Re: Universal Translation Language
From: | Charles <catty@...> |
Date: | Monday, May 31, 1999, 13:32 |
Joshua Shinavier wrote:
>
> Charles wrote:
> > In my experiments it seems impossible to have part-of-speech terminal
> > vowels and SVO order without eventually gravitating to adjective-noun.
>
> Aroven uses terminal vowels and -VC suffixes for all parts of speech
> except the subject (although the subject often gets a suffix as well,
> 'specially if it's plural, or has an article, etc.) and is firmly
> noun-adjective.
> In my language, adjective-noun seems very awkward, so I'm wondering how
> you came to the above conclusion!
Genitive chains, e.g. "the king's messenger's horse's hoof's shoe's nail"

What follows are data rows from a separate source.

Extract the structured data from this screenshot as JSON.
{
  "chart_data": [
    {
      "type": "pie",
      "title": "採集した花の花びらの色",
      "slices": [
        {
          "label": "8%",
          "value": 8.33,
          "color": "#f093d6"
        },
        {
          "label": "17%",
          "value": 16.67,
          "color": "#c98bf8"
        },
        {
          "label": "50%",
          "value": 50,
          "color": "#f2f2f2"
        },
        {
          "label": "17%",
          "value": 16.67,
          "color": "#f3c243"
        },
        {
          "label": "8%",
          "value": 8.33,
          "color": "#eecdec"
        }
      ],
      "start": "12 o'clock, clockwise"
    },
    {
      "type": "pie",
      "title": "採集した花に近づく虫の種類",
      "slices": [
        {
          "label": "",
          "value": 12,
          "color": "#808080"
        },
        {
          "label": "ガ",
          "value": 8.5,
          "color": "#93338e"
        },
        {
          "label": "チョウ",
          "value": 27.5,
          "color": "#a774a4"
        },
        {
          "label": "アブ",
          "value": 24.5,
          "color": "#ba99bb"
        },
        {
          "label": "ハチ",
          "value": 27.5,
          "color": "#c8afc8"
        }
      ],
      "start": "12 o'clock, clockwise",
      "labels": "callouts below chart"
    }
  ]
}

vs. "nail of shoe of hoof of horse of messenger of king". I like the 1st,
can't tolerate the 2nd, so it has to be GN ... then that drags the
adjectives leftward as well, though some natlangs do have GN with NA order.
But I've been putting adjectives-with-objects to the right of the noun,
e.g. "bona minfemo vadia xolo = pretty little-girl going-to school",
which is likely incorrect or inoptimal in 12 different ways. Also
I end up compounding in modifier-modified order, maybe not so good.
It's a sort of relexed New Jersey 1960's English after all.